Once or twice Doctor scowled, and once I overheard him talking to Mother just beyond the nursery door. I understood pretty well even then, and since that time I have filled in details of the conversation.

“I tell you, I don’t like it,” he snapped. “Showering attentions on that creature.”

She gave him a ready laugh. “Poor little Congo!”

“Congo’s an ape, for all my surgery,” he replied coldly. “Sidney is your son, and Sidney alone. The other is an experiment – like a shake-up of chemicals in a tube, or a grafting of twigs on a tree.”

“Let me remind you,” said Mother, still good-natured, “that when you brought him from the zoo, you said he must live here as a human child, on equal terms with Sidney. That, remember, was part of the experiment. And so are affection and companionship.”
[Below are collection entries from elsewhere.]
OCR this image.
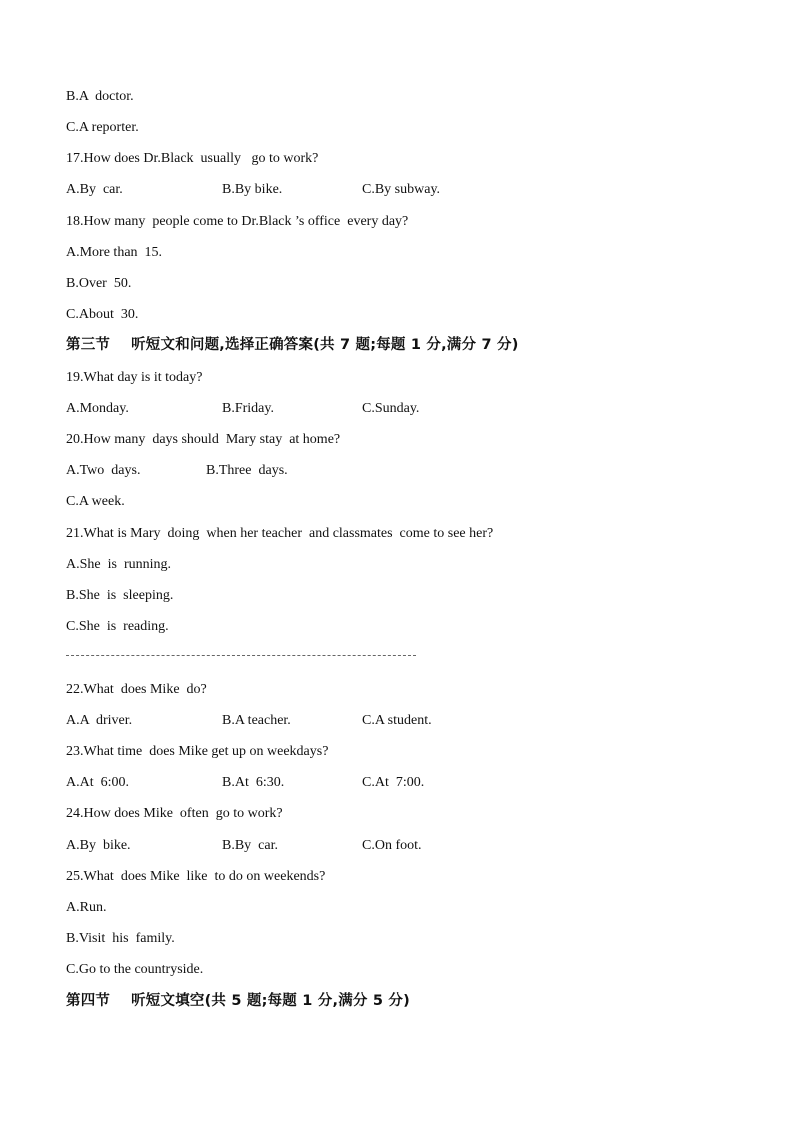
B.A  doctor.
C.A reporter.
17.How does Dr.Black  usually   go to work?
A.By  car.	B.By bike.	C.By subway.
18.How many  people come to Dr.Black ’s office  every day?
A.More than  15.
B.Over  50.
C.About  30.
第三节    听短文和问题,选择正确答案(共 7 题;每题 1 分,满分 7 分)
19.What day is it today?
A.Monday.	B.Friday.	C.Sunday.
20.How many  days should  Mary stay  at home?
A.Two  days.	B.Three  days.
C.A week.
21.What is Mary  doing  when her teacher  and classmates  come to see her?
A.She  is  running.
B.She  is  sleeping.
C.She  is  reading.
22.What  does Mike  do?
A.A  driver.	B.A teacher.	C.A student.
23.What time  does Mike get up on weekdays?
A.At  6:00.	B.At  6:30.	C.At  7:00.
24.How does Mike  often  go to work?
A.By  bike.	B.By  car.	C.On foot.
25.What  does Mike  like  to do on weekends?
A.Run.
B.Visit  his  family.
C.Go to the countryside.
第四节    听短文填空(共 5 题;每题 1 分,满分 5 分)
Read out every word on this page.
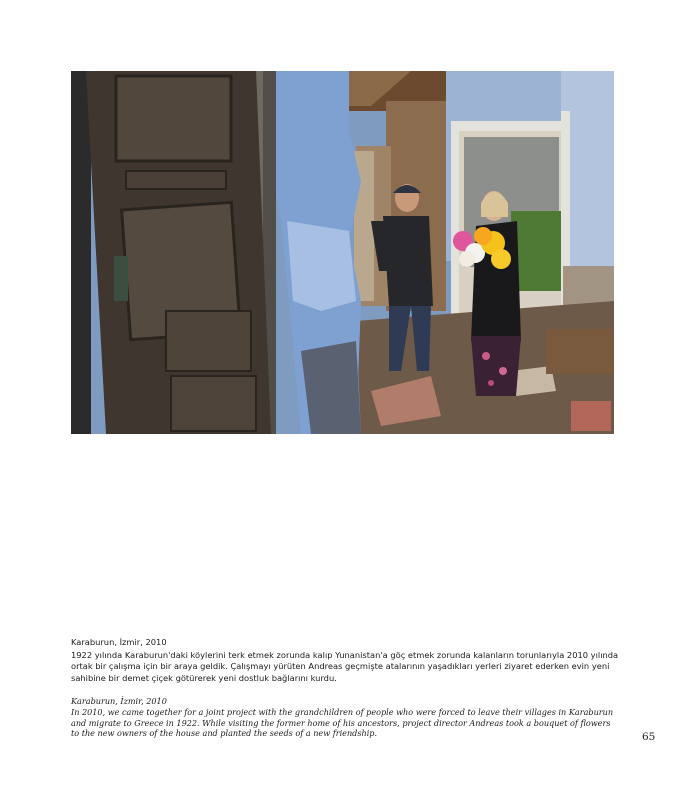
Karaburun, İzmir, 2010

1922 yılında Karaburun'daki köylerini terk etmek zorunda kalıp Yunanistan'a göç etmek zorunda kalanların torunlarıyla 2010 yılında ortak bir çalışma için bir araya geldik. Çalışmayı yürüten Andreas geçmişte atalarının yaşadıkları yerleri ziyaret ederken evin yeni sahibine bir demet çiçek götürerek yeni dostluk bağlarını kurdu.

Karaburun, İzmir, 2010

In 2010, we came together for a joint project with the grandchildren of people who were forced to leave their villages in Karaburun and migrate to Greece in 1922. While visiting the former home of his ancestors, project director Andreas took a bouquet of flowers to the new owners of the house and planted the seeds of a new friendship.	65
“Ah, the little beast!” Doctor almost snarled. “Sometimes I wish I hadn’t begun these observations.”

“But you have. You increased his brain powers and made it possible for him to speak. He’s brighter than any human child his age.”

“Apes mature quickly. He’ll come to the peak of development and Sidney will forge ahead. That always happens in these experiments.”

“These experiments have always been performed with ordinary ape-children before,” said Mother. “With your operations you’ve given him something, at least, of human character. So give him something of human consideration as well.”